A title that came to me as I was lying on a beach among hundreds, if not thousands, of people who decided to populate the small village by the sea this past weekend. I spend here around four to five weeks every summer, but I am still amazed by the affluence of people on some particular weekends. The hippies, the rockers, the punkers, the gold sandals with sequin dresses, the high heels, totally inappropriate for a sandy village with no sidewalks.

I am not going to treat the subject scientifically or psychologically, but humanely, trying to respond, though this is such a huge pretense, or to explain, or just to touch the question of whether or not we are also emotionally responsible to our fellow humans who populate the Earth.

I have the strong belief that we should and must participate emotionally to the world, give something back also from this point of view. We are socially responsible, that’s what’s acceptable. We should be, but are we? Can we participate socially, without emotional expense? The hundreds and thousands of this weekend are living proof that we are building emotional walls even if we lay our towels at less than social distance,  and at the same time we lay our souls miles away, building small emotional cupolas around them. Thus, we imagine we can guard the towels with our teeth, while not feeling guilty for our total lack of compassion and empathy with the regular small things in life.

Thus the beach turns into a combat field, and you realize there is no emotional responsibility to others. You just carry your battle for your square meter, throwing bad thoughts and feelings around, filling the air with the unspoken tension of the never to be resolved conflict arising from the fact that you feel entitled to be there and the others are merely bothering you, without giving a single thought to the fact that you might just as well bother them.
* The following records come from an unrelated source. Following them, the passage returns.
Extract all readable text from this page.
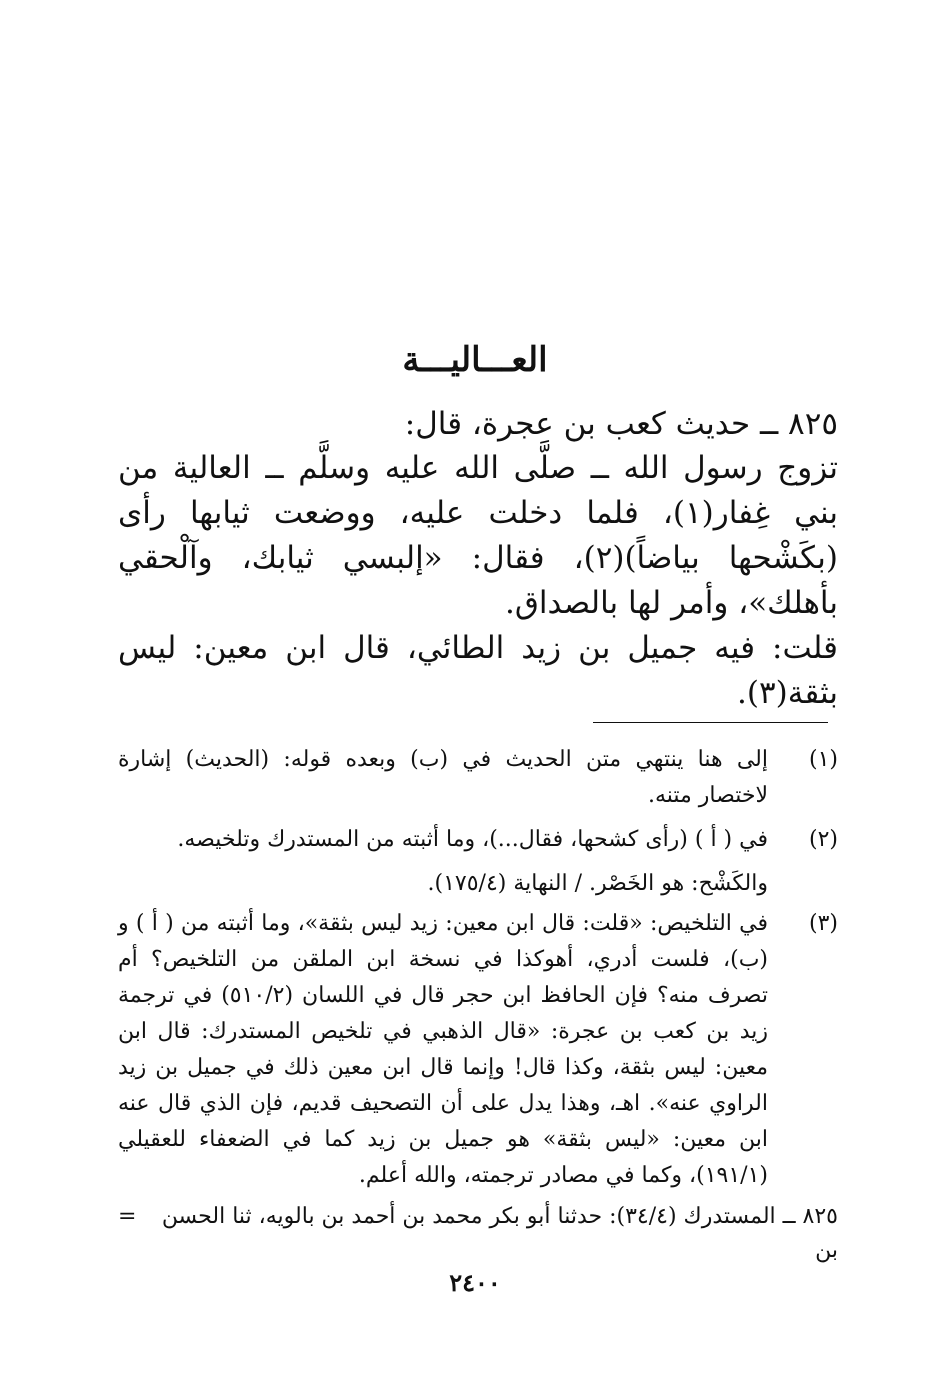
العـــاليـــة

٨٢٥ ــ حديث كعب بن عجرة، قال:

تزوج رسول الله ــ صلَّى الله عليه وسلَّم ــ العالية من بني غِفار(١)، فلما دخلت عليه، ووضعت ثيابها رأى (بكَشْحها بياضاً)(٢)، فقال: «إلبسي ثيابك، وآلْحقي بأهلك»، وأمر لها بالصداق.

قلت: فيه جميل بن زيد الطائي، قال ابن معين: ليس بثقة(٣).

(١)
إلى هنا ينتهي متن الحديث في (ب) وبعده قوله: (الحديث) إشارة لاختصار متنه.
(٢)
في ( أ ) (رأى كشحها، فقال...)، وما أثبته من المستدرك وتلخيصه.
والكَشْح: هو الخَصْر. / النهاية (١٧٥/٤).
(٣)
في التلخيص: «قلت: قال ابن معين: زيد ليس بثقة»، وما أثبته من ( أ ) و (ب)، فلست أدري، أهوكذا في نسخة ابن الملقن من التلخيص؟ أم تصرف منه؟ فإن الحافظ ابن حجر قال في اللسان (٥١٠/٢) في ترجمة زيد بن كعب بن عجرة: «قال الذهبي في تلخيص المستدرك: قال ابن معين: ليس بثقة، وكذا قال! وإنما قال ابن معين ذلك في جميل بن زيد الراوي عنه». اهـ، وهذا يدل على أن التصحيف قديم، فإن الذي قال عنه ابن معين: «ليس بثقة» هو جميل بن زيد كما في الضعفاء للعقيلي (١٩١/١)، وكما في مصادر ترجمته، والله أعلم.
٨٢٥ ــ المستدرك (٣٤/٤): حدثنا أبو بكر محمد بن أحمد بن بالويه، ثنا الحسن بن
=
٢٤٠٠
We pour negativity and our projections into the world, and, as social responsibility is dissociating in a crowd, the same happens with emotion. In the crowd we become tern and tense, we do not want to feel anything towards the others, but eventually we are not so good at controlling our bad feelings.

We are emotionally responsible, not necessarily to spread good emotions, but at least to stop spreading the bad ones, which suddenly turn the people on holiday in fighting monsters, ready to go to extremes in their attempt to prove themselves they are the only ones worthy of experiencing holidays.

Going back to the small village by the sea, which might turn into an apocalyptical battle of minds, I tend to think that the thought of imaginary possessing a square meter of sand for a few hours, no matter if the one next to you will step on your head in order to get to his, is so much clouding our heads that may influence even the weather.